In India’s agate‐processing cottage industries, more than 20,000 working poor, their children and families are exposed to silica dust.
Since agate consists of a high percentage of crystalline silica, each production step creates fine dust that can be hazardous to those who inhale it, including the spouses and children of those who work in or adjacent to their homes, and the neighbours of small buildings used as factories.
Issue
This project piloted prevention strategies in India to control or limit dust exposure from agate, with the intent that the approach be adapted for use in other low- and middle-income countries and a variety of industries.
In partnership with a local charity, People’s Training and Research Centre (PTRC), that had contacts in the industry, the project team facilitated visits by experts to identify engineering controls that could capture dust at the point of generation.
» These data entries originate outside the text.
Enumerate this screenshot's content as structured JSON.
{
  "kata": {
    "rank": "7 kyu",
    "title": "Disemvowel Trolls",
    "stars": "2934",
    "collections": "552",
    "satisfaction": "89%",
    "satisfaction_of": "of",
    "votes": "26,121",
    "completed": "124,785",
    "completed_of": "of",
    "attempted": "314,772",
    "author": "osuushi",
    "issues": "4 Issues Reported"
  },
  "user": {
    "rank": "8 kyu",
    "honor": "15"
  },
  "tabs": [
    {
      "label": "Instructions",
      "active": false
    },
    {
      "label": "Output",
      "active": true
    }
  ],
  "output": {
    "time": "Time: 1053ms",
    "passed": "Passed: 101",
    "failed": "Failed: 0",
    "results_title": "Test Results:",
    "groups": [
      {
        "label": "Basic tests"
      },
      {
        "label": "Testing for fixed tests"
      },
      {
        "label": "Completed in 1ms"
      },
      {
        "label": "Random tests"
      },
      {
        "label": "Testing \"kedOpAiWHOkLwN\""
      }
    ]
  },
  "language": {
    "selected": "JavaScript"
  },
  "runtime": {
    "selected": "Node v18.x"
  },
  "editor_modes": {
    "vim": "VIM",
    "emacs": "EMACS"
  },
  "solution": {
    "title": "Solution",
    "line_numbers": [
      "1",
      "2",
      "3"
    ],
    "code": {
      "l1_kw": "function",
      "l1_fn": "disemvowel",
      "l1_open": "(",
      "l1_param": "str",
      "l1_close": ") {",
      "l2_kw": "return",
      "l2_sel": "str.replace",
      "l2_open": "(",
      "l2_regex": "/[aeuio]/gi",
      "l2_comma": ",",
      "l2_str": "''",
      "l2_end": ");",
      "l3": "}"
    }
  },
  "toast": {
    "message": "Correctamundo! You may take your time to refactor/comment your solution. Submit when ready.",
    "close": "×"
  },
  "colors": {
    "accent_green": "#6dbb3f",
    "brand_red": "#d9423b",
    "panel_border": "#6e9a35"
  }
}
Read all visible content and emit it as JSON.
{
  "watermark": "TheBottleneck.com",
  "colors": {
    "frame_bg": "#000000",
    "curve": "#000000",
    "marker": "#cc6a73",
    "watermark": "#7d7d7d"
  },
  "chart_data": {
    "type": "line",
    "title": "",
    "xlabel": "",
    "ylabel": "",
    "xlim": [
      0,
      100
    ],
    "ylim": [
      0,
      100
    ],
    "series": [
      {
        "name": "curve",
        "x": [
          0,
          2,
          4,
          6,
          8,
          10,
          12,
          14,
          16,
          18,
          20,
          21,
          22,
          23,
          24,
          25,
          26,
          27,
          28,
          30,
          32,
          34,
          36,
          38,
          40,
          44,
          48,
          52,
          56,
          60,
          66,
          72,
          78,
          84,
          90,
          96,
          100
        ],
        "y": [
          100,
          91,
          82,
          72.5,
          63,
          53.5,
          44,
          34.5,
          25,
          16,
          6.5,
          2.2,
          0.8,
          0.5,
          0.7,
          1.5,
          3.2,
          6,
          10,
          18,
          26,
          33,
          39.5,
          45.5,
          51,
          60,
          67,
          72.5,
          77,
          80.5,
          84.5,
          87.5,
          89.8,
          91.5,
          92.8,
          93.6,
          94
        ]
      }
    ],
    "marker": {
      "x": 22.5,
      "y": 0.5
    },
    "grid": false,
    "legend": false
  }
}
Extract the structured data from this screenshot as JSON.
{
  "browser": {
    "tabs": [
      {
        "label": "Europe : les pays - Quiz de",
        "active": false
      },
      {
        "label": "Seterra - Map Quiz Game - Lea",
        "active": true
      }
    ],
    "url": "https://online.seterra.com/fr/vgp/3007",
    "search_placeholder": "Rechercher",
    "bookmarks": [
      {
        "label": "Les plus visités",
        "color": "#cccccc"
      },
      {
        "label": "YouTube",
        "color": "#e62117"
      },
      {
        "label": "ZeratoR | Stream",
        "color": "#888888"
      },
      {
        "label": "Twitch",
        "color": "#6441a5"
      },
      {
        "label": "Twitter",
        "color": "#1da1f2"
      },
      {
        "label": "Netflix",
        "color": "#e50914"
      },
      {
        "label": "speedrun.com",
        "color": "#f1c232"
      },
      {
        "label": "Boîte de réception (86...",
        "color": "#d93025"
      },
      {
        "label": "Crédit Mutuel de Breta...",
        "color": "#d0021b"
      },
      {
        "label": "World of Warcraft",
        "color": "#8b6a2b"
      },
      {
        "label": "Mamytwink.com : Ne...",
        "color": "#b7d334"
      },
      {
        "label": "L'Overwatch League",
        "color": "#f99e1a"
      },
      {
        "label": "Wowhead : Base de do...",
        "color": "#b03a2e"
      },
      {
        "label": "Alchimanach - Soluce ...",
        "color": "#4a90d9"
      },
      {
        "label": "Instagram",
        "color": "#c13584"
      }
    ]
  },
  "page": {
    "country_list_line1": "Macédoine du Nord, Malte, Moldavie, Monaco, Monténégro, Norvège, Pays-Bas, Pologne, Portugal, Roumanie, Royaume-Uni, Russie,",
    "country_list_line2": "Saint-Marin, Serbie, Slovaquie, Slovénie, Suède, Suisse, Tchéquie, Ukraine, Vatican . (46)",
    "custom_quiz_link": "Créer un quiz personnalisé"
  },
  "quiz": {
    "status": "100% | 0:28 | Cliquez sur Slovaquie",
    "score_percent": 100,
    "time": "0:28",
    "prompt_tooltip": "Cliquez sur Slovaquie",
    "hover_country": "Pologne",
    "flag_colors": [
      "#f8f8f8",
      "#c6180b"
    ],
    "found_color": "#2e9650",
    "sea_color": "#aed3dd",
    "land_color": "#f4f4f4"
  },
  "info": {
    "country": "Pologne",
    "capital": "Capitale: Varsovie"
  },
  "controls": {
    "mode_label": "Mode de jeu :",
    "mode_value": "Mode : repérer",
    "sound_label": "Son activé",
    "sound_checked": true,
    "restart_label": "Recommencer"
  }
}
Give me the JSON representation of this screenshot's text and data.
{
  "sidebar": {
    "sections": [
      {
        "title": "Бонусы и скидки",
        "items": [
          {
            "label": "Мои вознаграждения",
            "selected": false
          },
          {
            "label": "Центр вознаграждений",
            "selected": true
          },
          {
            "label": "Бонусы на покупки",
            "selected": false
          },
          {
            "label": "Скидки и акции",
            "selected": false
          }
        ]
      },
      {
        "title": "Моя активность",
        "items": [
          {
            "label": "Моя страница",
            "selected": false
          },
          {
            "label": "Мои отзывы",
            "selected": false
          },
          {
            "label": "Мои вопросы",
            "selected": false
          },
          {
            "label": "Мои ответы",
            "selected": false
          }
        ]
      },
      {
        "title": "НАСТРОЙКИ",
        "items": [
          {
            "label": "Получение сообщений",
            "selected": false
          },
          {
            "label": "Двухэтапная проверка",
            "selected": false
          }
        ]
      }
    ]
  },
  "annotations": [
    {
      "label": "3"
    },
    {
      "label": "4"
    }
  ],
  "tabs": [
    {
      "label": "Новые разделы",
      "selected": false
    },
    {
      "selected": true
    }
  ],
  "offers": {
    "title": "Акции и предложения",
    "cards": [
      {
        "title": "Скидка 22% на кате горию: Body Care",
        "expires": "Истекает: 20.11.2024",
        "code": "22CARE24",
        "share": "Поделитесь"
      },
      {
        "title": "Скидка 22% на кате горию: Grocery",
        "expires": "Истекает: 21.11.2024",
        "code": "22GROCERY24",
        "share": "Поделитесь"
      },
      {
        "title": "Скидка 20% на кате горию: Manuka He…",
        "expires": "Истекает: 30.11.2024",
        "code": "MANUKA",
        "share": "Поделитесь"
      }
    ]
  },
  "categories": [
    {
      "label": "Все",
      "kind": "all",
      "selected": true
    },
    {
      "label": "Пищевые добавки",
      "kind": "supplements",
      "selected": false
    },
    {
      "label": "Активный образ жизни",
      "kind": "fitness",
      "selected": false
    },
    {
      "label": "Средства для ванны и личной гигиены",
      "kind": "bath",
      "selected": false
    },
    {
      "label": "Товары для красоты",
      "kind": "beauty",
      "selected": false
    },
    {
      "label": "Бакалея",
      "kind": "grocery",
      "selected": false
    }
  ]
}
Ten work sites were selected for the pilot intervention, which involved installation and use of custom-built local exhaust ventilation systems (LEVs).
Other tools deployed in the work sites included educational tools for workers, family members and neighbours.
A printed and laminated information card on health effects and how to seek medical advice was distributed to this population and verbally summarized to each of the 1,100 people reached during a door-to-door attitude and knowledge survey. Awareness videos in the local language were created by Indian university students for worker training.
A separate education tool was developed for primary-care physicians treating workers seeking treatment for early signs of silicosis.
Outcome
The team successfully demonstrated that expertise, combined with locally-sourced products and services, can be used to significantly reduce silica dust exposure in a small business setting.
Silica dust levels were lowered by 50 to 90% at pilot sites.
This was achieved by applying established engineering knowledge to produce technical solutions that meet the needs of agate-processing businesses without radical changes to traditional accepted work processes and practices.
The project team also engaged and educated a significant proportion of the worker population, their families and even some in the neighbouring households by direct contact (the door-to-door survey) to spread key messages about ‘prevention’ in acceptable ways.
Knowledge about the project has been disseminated at international conferences.
A major goal of future plans for the project team is to develop low‐cost, practicable controls that are sustainable and maintainable, while simultaneously improving awareness and acceptance of change.
This will entail further development of a comprehensive silica risk management toolbox that can be adapted to fit other occupational health risks in the developing world.